Can I bring earbuds?
One of the more common dentist questions these days, it really depends on the dentist, but Dr. Harms doesn't mind. "Music, videos, movies, whatever," she says, encouraging patients to bring whatever makes them feel comfortable.
How do I keep my teeth clean and bright between visits?
"The key, and the proven formula, to maintaining your teeth for a lifetime is thoroughly brushing with a fluoridated toothpaste, two minutes a day, two times a day; flossing once a day; visiting your dentist on a regular basis; and maintaining a healthy diet."
And "be careful about your saliva," she says.
"Saliva is your friend."
Apparently, spit neutralizes acids, helps disinfect the interior of the mouth, and staves off dryness, which can keep corrosive acids in place. Dr. Harms notes that many common medications have dry mouth as a side effect. She recommends those patients (and all patients, really) drink plenty of water and chew sugarless gum.
"Another really important thing that people don't realize, is that it's not the amount of sugar or carbohydrates you eat during the day, it's really the number of exposures." Each sugary encounter represents what Dr. H. terms an "acid attack." She recommends eating sweets with a meal, rather than on their own. She also reminds me that beverages do damage, too, if they're sugary or acidic, saying:
"Sip all day, risk decay."
As I glance at the coffee cup on my desk, still steaming from the third refill of the afternoon I feel suddenly inspired to ask about keeping teeth white, and she lobs back this maxim:
"Anything that stains your carpet can stain your teeth."

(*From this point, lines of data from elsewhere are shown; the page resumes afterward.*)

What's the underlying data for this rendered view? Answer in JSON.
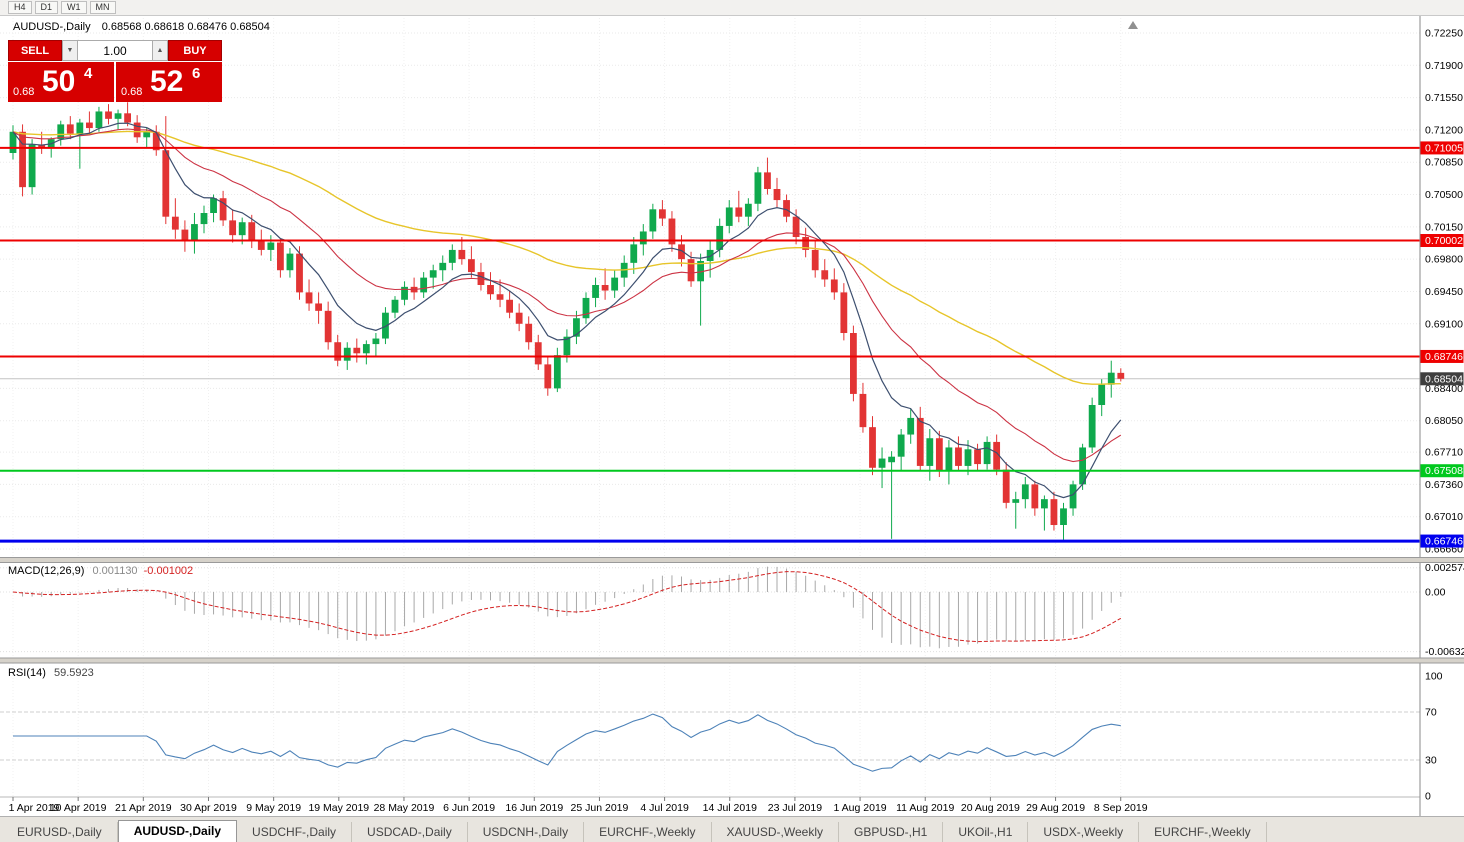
{
  "topbar": {
    "periods": [
      "H4",
      "D1",
      "W1",
      "MN"
    ]
  },
  "header": {
    "symbol": "AUDUSD-,Daily",
    "ohlc": "0.68568 0.68618 0.68476 0.68504"
  },
  "trade": {
    "sell_label": "SELL",
    "buy_label": "BUY",
    "volume": "1.00",
    "sell_price": {
      "base": "0.68",
      "big": "50",
      "sup": "4"
    },
    "buy_price": {
      "base": "0.68",
      "big": "52",
      "sup": "6"
    }
  },
  "icons": {
    "volume_down": "▼",
    "volume_up": "▲"
  },
  "macd": {
    "title": "MACD(12,26,9)",
    "value_main": "0.001130",
    "value_signal": "-0.001002",
    "axis": [
      "0.002574",
      "0.00",
      "-0.006326"
    ]
  },
  "rsi": {
    "title": "RSI(14)",
    "value": "59.5923",
    "axis": [
      "100",
      "70",
      "30",
      "0"
    ]
  },
  "tabs": [
    {
      "label": "EURUSD-,Daily",
      "active": false
    },
    {
      "label": "AUDUSD-,Daily",
      "active": true
    },
    {
      "label": "USDCHF-,Daily",
      "active": false
    },
    {
      "label": "USDCAD-,Daily",
      "active": false
    },
    {
      "label": "USDCNH-,Daily",
      "active": false
    },
    {
      "label": "EURCHF-,Weekly",
      "active": false
    },
    {
      "label": "XAUUSD-,Weekly",
      "active": false
    },
    {
      "label": "GBPUSD-,H1",
      "active": false
    },
    {
      "label": "UKOil-,H1",
      "active": false
    },
    {
      "label": "USDX-,Weekly",
      "active": false
    },
    {
      "label": "EURCHF-,Weekly",
      "active": false
    }
  ],
  "colors": {
    "candle_up": "#0fa94d",
    "candle_down": "#e23434",
    "ma_fast": "#3d4f6f",
    "ma_mid": "#cc3344",
    "ma_slow": "#e7c52a",
    "macd_hist": "#a8a8a8",
    "macd_signal": "#d42222",
    "rsi_line": "#4d82b8",
    "current_tag": "#3f3f3f",
    "panel_red": "#d60000"
  },
  "chart_data": {
    "type": "candlestick",
    "title": "AUDUSD-,Daily",
    "current_price": 0.68504,
    "current_price_label": "0.68504",
    "y_axis_labels": [
      "0.72250",
      "0.71900",
      "0.71550",
      "0.71200",
      "0.70850",
      "0.70500",
      "0.70150",
      "0.69800",
      "0.69450",
      "0.69100",
      "0.68750",
      "0.68400",
      "0.68050",
      "0.67710",
      "0.67360",
      "0.67010",
      "0.66660"
    ],
    "x_labels": [
      "1 Apr 2019",
      "10 Apr 2019",
      "21 Apr 2019",
      "30 Apr 2019",
      "9 May 2019",
      "19 May 2019",
      "28 May 2019",
      "6 Jun 2019",
      "16 Jun 2019",
      "25 Jun 2019",
      "4 Jul 2019",
      "14 Jul 2019",
      "23 Jul 2019",
      "1 Aug 2019",
      "11 Aug 2019",
      "20 Aug 2019",
      "29 Aug 2019",
      "8 Sep 2019"
    ],
    "hlines": [
      {
        "price": 0.71005,
        "label": "0.71005",
        "color": "#ee0000",
        "width": 2
      },
      {
        "price": 0.70002,
        "label": "0.70002",
        "color": "#ee0000",
        "width": 2
      },
      {
        "price": 0.68746,
        "label": "0.68746",
        "color": "#ee0000",
        "width": 2
      },
      {
        "price": 0.67508,
        "label": "0.67508",
        "color": "#00c81e",
        "width": 2
      },
      {
        "price": 0.66746,
        "label": "0.66746",
        "color": "#0000ee",
        "width": 3
      }
    ],
    "candles": [
      [
        0.7095,
        0.7125,
        0.7088,
        0.7118
      ],
      [
        0.7118,
        0.7126,
        0.7048,
        0.7058
      ],
      [
        0.7058,
        0.711,
        0.705,
        0.7104
      ],
      [
        0.7104,
        0.7118,
        0.7094,
        0.71
      ],
      [
        0.71,
        0.7112,
        0.709,
        0.711
      ],
      [
        0.711,
        0.713,
        0.7103,
        0.7126
      ],
      [
        0.7126,
        0.7135,
        0.711,
        0.7116
      ],
      [
        0.7116,
        0.7132,
        0.7078,
        0.7128
      ],
      [
        0.7128,
        0.714,
        0.7116,
        0.7122
      ],
      [
        0.7122,
        0.7145,
        0.7118,
        0.714
      ],
      [
        0.714,
        0.7148,
        0.7126,
        0.7132
      ],
      [
        0.7132,
        0.7142,
        0.712,
        0.7138
      ],
      [
        0.7138,
        0.715,
        0.7124,
        0.7128
      ],
      [
        0.7128,
        0.7136,
        0.7106,
        0.7112
      ],
      [
        0.7112,
        0.7122,
        0.71,
        0.7118
      ],
      [
        0.7118,
        0.7125,
        0.7092,
        0.7098
      ],
      [
        0.7098,
        0.7135,
        0.7018,
        0.7026
      ],
      [
        0.7026,
        0.7046,
        0.7002,
        0.7012
      ],
      [
        0.7012,
        0.7022,
        0.6988,
        0.7
      ],
      [
        0.7,
        0.703,
        0.6986,
        0.7018
      ],
      [
        0.7018,
        0.7038,
        0.7008,
        0.703
      ],
      [
        0.703,
        0.705,
        0.702,
        0.7046
      ],
      [
        0.7046,
        0.7054,
        0.7016,
        0.7022
      ],
      [
        0.7022,
        0.7034,
        0.6998,
        0.7006
      ],
      [
        0.7006,
        0.7025,
        0.6996,
        0.702
      ],
      [
        0.702,
        0.7028,
        0.6992,
        0.7
      ],
      [
        0.7,
        0.7012,
        0.6984,
        0.699
      ],
      [
        0.699,
        0.7006,
        0.6978,
        0.6998
      ],
      [
        0.6998,
        0.7002,
        0.696,
        0.6968
      ],
      [
        0.6968,
        0.6992,
        0.696,
        0.6986
      ],
      [
        0.6986,
        0.6994,
        0.6936,
        0.6944
      ],
      [
        0.6944,
        0.6958,
        0.6924,
        0.6932
      ],
      [
        0.6932,
        0.6944,
        0.691,
        0.6924
      ],
      [
        0.6924,
        0.6934,
        0.6882,
        0.689
      ],
      [
        0.689,
        0.6898,
        0.6864,
        0.687
      ],
      [
        0.687,
        0.689,
        0.686,
        0.6884
      ],
      [
        0.6884,
        0.6894,
        0.6868,
        0.6878
      ],
      [
        0.6878,
        0.6892,
        0.6866,
        0.6888
      ],
      [
        0.6888,
        0.69,
        0.6874,
        0.6894
      ],
      [
        0.6894,
        0.6928,
        0.6888,
        0.6922
      ],
      [
        0.6922,
        0.694,
        0.6916,
        0.6936
      ],
      [
        0.6936,
        0.6956,
        0.693,
        0.695
      ],
      [
        0.695,
        0.696,
        0.6936,
        0.6944
      ],
      [
        0.6944,
        0.6966,
        0.6938,
        0.696
      ],
      [
        0.696,
        0.6974,
        0.6948,
        0.6968
      ],
      [
        0.6968,
        0.6984,
        0.6956,
        0.6976
      ],
      [
        0.6976,
        0.6996,
        0.6968,
        0.699
      ],
      [
        0.699,
        0.7004,
        0.6974,
        0.698
      ],
      [
        0.698,
        0.6994,
        0.696,
        0.6966
      ],
      [
        0.6966,
        0.6976,
        0.6946,
        0.6952
      ],
      [
        0.6952,
        0.6966,
        0.6936,
        0.6942
      ],
      [
        0.6942,
        0.6958,
        0.6928,
        0.6936
      ],
      [
        0.6936,
        0.6946,
        0.6916,
        0.6922
      ],
      [
        0.6922,
        0.6932,
        0.6902,
        0.691
      ],
      [
        0.691,
        0.6918,
        0.6882,
        0.689
      ],
      [
        0.689,
        0.6898,
        0.686,
        0.6866
      ],
      [
        0.6866,
        0.6874,
        0.6832,
        0.684
      ],
      [
        0.684,
        0.6884,
        0.6836,
        0.6876
      ],
      [
        0.6876,
        0.6904,
        0.6868,
        0.6896
      ],
      [
        0.6896,
        0.6924,
        0.6888,
        0.6916
      ],
      [
        0.6916,
        0.6944,
        0.691,
        0.6938
      ],
      [
        0.6938,
        0.696,
        0.6928,
        0.6952
      ],
      [
        0.6952,
        0.697,
        0.6936,
        0.6946
      ],
      [
        0.6946,
        0.6968,
        0.6938,
        0.696
      ],
      [
        0.696,
        0.6984,
        0.695,
        0.6976
      ],
      [
        0.6976,
        0.7004,
        0.6964,
        0.6996
      ],
      [
        0.6996,
        0.7018,
        0.6984,
        0.701
      ],
      [
        0.701,
        0.704,
        0.7002,
        0.7034
      ],
      [
        0.7034,
        0.7044,
        0.7016,
        0.7024
      ],
      [
        0.7024,
        0.7032,
        0.6988,
        0.6996
      ],
      [
        0.6996,
        0.7006,
        0.6972,
        0.698
      ],
      [
        0.698,
        0.6988,
        0.695,
        0.6956
      ],
      [
        0.6956,
        0.6986,
        0.6908,
        0.6978
      ],
      [
        0.6978,
        0.7,
        0.696,
        0.699
      ],
      [
        0.699,
        0.7024,
        0.6982,
        0.7016
      ],
      [
        0.7016,
        0.7044,
        0.7008,
        0.7036
      ],
      [
        0.7036,
        0.7054,
        0.702,
        0.7026
      ],
      [
        0.7026,
        0.7046,
        0.7016,
        0.704
      ],
      [
        0.704,
        0.708,
        0.7032,
        0.7074
      ],
      [
        0.7074,
        0.709,
        0.705,
        0.7056
      ],
      [
        0.7056,
        0.7068,
        0.7036,
        0.7044
      ],
      [
        0.7044,
        0.705,
        0.702,
        0.7026
      ],
      [
        0.7026,
        0.7034,
        0.6996,
        0.7004
      ],
      [
        0.7004,
        0.7014,
        0.6982,
        0.699
      ],
      [
        0.699,
        0.7,
        0.696,
        0.6968
      ],
      [
        0.6968,
        0.698,
        0.695,
        0.6958
      ],
      [
        0.6958,
        0.697,
        0.6936,
        0.6944
      ],
      [
        0.6944,
        0.6954,
        0.6892,
        0.69
      ],
      [
        0.69,
        0.6908,
        0.6826,
        0.6834
      ],
      [
        0.6834,
        0.6846,
        0.6792,
        0.6798
      ],
      [
        0.6798,
        0.681,
        0.6746,
        0.6754
      ],
      [
        0.6754,
        0.6776,
        0.6732,
        0.6764
      ],
      [
        0.676,
        0.6772,
        0.6677,
        0.6766
      ],
      [
        0.6766,
        0.6796,
        0.675,
        0.679
      ],
      [
        0.679,
        0.6818,
        0.678,
        0.6808
      ],
      [
        0.6808,
        0.682,
        0.675,
        0.6756
      ],
      [
        0.6756,
        0.6796,
        0.674,
        0.6786
      ],
      [
        0.6786,
        0.6794,
        0.6744,
        0.675
      ],
      [
        0.675,
        0.6784,
        0.6736,
        0.6776
      ],
      [
        0.6776,
        0.6788,
        0.675,
        0.6756
      ],
      [
        0.6756,
        0.6784,
        0.6746,
        0.6774
      ],
      [
        0.6774,
        0.678,
        0.675,
        0.6758
      ],
      [
        0.6758,
        0.6788,
        0.6752,
        0.6782
      ],
      [
        0.6782,
        0.679,
        0.6746,
        0.6752
      ],
      [
        0.6752,
        0.676,
        0.671,
        0.6716
      ],
      [
        0.6716,
        0.6728,
        0.6688,
        0.672
      ],
      [
        0.672,
        0.6744,
        0.671,
        0.6736
      ],
      [
        0.6736,
        0.674,
        0.6702,
        0.671
      ],
      [
        0.671,
        0.6724,
        0.6686,
        0.672
      ],
      [
        0.672,
        0.6728,
        0.6686,
        0.6692
      ],
      [
        0.6692,
        0.6716,
        0.6676,
        0.671
      ],
      [
        0.671,
        0.674,
        0.6702,
        0.6736
      ],
      [
        0.6736,
        0.678,
        0.673,
        0.6776
      ],
      [
        0.6776,
        0.683,
        0.677,
        0.6822
      ],
      [
        0.6822,
        0.685,
        0.681,
        0.6844
      ],
      [
        0.6844,
        0.687,
        0.683,
        0.6857
      ],
      [
        0.68568,
        0.68618,
        0.68476,
        0.68504
      ]
    ]
  }
}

To my chagrin, Dr. H. immediately name-checks blueberries, one of my favorite fruits. No mention of coffee, but still, I make a mental note to rinse my mouth after this cup.
If you've been bleaching your teeth at home, that's fine, she says, breaking into my thoughts. But "make sure your dentist knows what you're up to." That way, your dentist will be able to supervise and guide your process, offering personalized advice along the way. This kind of customized care doesn't cost extra, so do yourself a favor and just be honest.

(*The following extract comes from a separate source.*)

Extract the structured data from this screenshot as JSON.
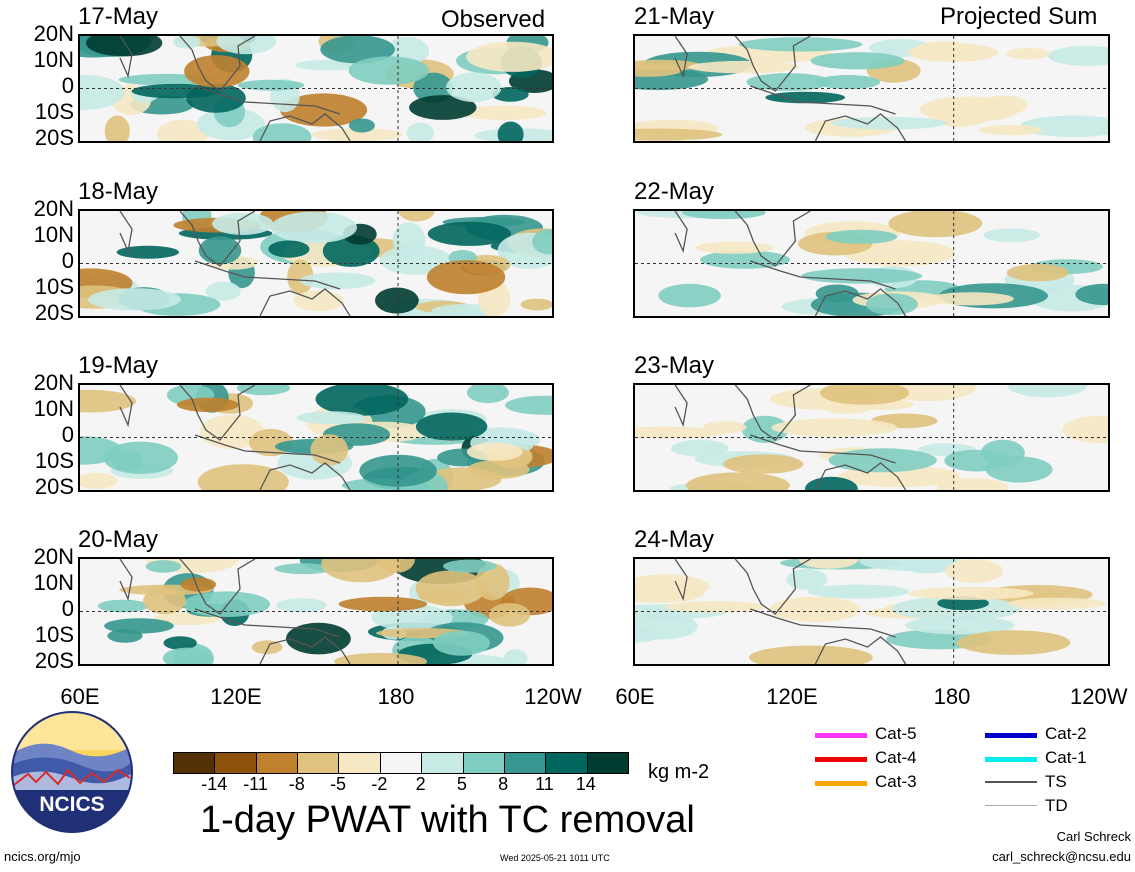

And finally, can you tell I'm a little anxious? Because that gives me more anxiety.
"I think most people are a little anxious. Going to the dentist is not typically a favorite experience. But we're working on it." Some offices offer sedation, some offer nitrous oxide, and some have video glasses and flowers. "Before I started," she says, "we didn't have the things available to make it more comfortable. Today, [dental] education is focused on comfort."
There's a practical reason for this: "Anxious people tend to delay treatment, and dental disease does not go away by itself. The best thing an anxious person can do is go to those appointments."

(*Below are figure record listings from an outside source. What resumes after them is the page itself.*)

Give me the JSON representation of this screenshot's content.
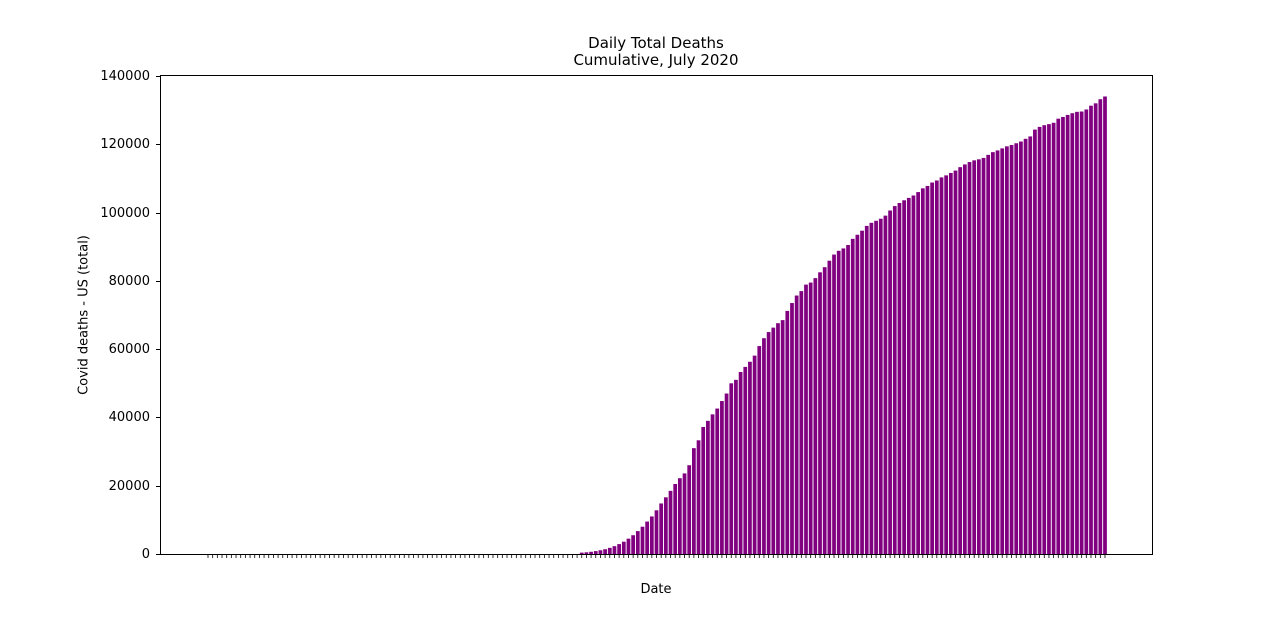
{
  "chart_data": {
    "type": "bar",
    "title": "Daily Total Deaths",
    "subtitle": "Cumulative, July 2020",
    "xlabel": "Date",
    "ylabel": "Covid deaths - US (total)",
    "ylim": [
      0,
      140000
    ],
    "yticks": [
      "0",
      "20000",
      "40000",
      "60000",
      "80000",
      "100000",
      "120000",
      "140000"
    ],
    "bar_color": "#800080",
    "grid": false,
    "legend": "none",
    "series": [
      {
        "values": [
          0,
          0,
          0,
          0,
          0,
          0,
          0,
          0,
          0,
          0,
          0,
          0,
          0,
          0,
          0,
          0,
          0,
          0,
          0,
          0,
          0,
          0,
          0,
          0,
          0,
          0,
          0,
          0,
          0,
          0,
          0,
          0,
          0,
          0,
          0,
          0,
          0,
          0,
          0,
          0,
          0,
          0,
          0,
          0,
          0,
          0,
          0,
          0,
          0,
          0,
          0,
          0,
          0,
          0,
          0,
          0,
          0,
          0,
          0,
          0,
          0,
          0,
          0,
          0,
          0,
          0,
          0,
          0,
          0,
          0,
          0,
          0,
          0,
          0,
          0,
          0,
          0,
          0,
          0,
          0,
          400,
          500,
          650,
          850,
          1100,
          1400,
          1800,
          2300,
          2900,
          3600,
          4500,
          5500,
          6700,
          8000,
          9500,
          11000,
          12800,
          14800,
          16600,
          18500,
          20500,
          22200,
          23600,
          26000,
          31000,
          33300,
          37200,
          39000,
          40900,
          42600,
          44800,
          47000,
          50000,
          51000,
          53300,
          54800,
          56300,
          58100,
          60900,
          63200,
          65000,
          66300,
          67600,
          68500,
          71200,
          73500,
          75700,
          77000,
          78900,
          79500,
          80800,
          82500,
          84000,
          85900,
          87700,
          88800,
          89500,
          90500,
          92300,
          93500,
          94700,
          96100,
          97000,
          97600,
          98200,
          99100,
          100600,
          101900,
          102800,
          103600,
          104300,
          105000,
          106000,
          107100,
          107800,
          108800,
          109400,
          110300,
          110900,
          111600,
          112300,
          113300,
          114100,
          114800,
          115300,
          115600,
          116000,
          116900,
          117700,
          118200,
          118800,
          119400,
          119800,
          120300,
          120800,
          121600,
          122300,
          124300,
          125100,
          125600,
          125900,
          126300,
          127500,
          128000,
          128600,
          129100,
          129500,
          129600,
          130200,
          131300,
          132000,
          133200,
          134000
        ]
      }
    ]
  }
}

And though video spectacles are great, most nerves can be tamed in low-tech ways. "Much of the anxiety is fear of what's going to happen," she says. "I think that sometimes people get frightened if they're not in control of the situation." A good dentist, she says, will put you in the pilot's seat, encouraging you to ask questions, take breaks when you need them, and work with the team to devise an appointment schedule. "There's no set interval" for appointments, she says, "but it's important to get that interval established. And prevention, of course, is key."
"I used to be a big chicken myself. I've gotten a lot better."
The bottom line? Don't delay cutting-edge medical treatment out of fear. Dr. Harms leaves me with a vivid image: "My grandparents used to keep their teeth in a jar by the bed. [But] we can keep our teeth in good form and function for the rest of our lives."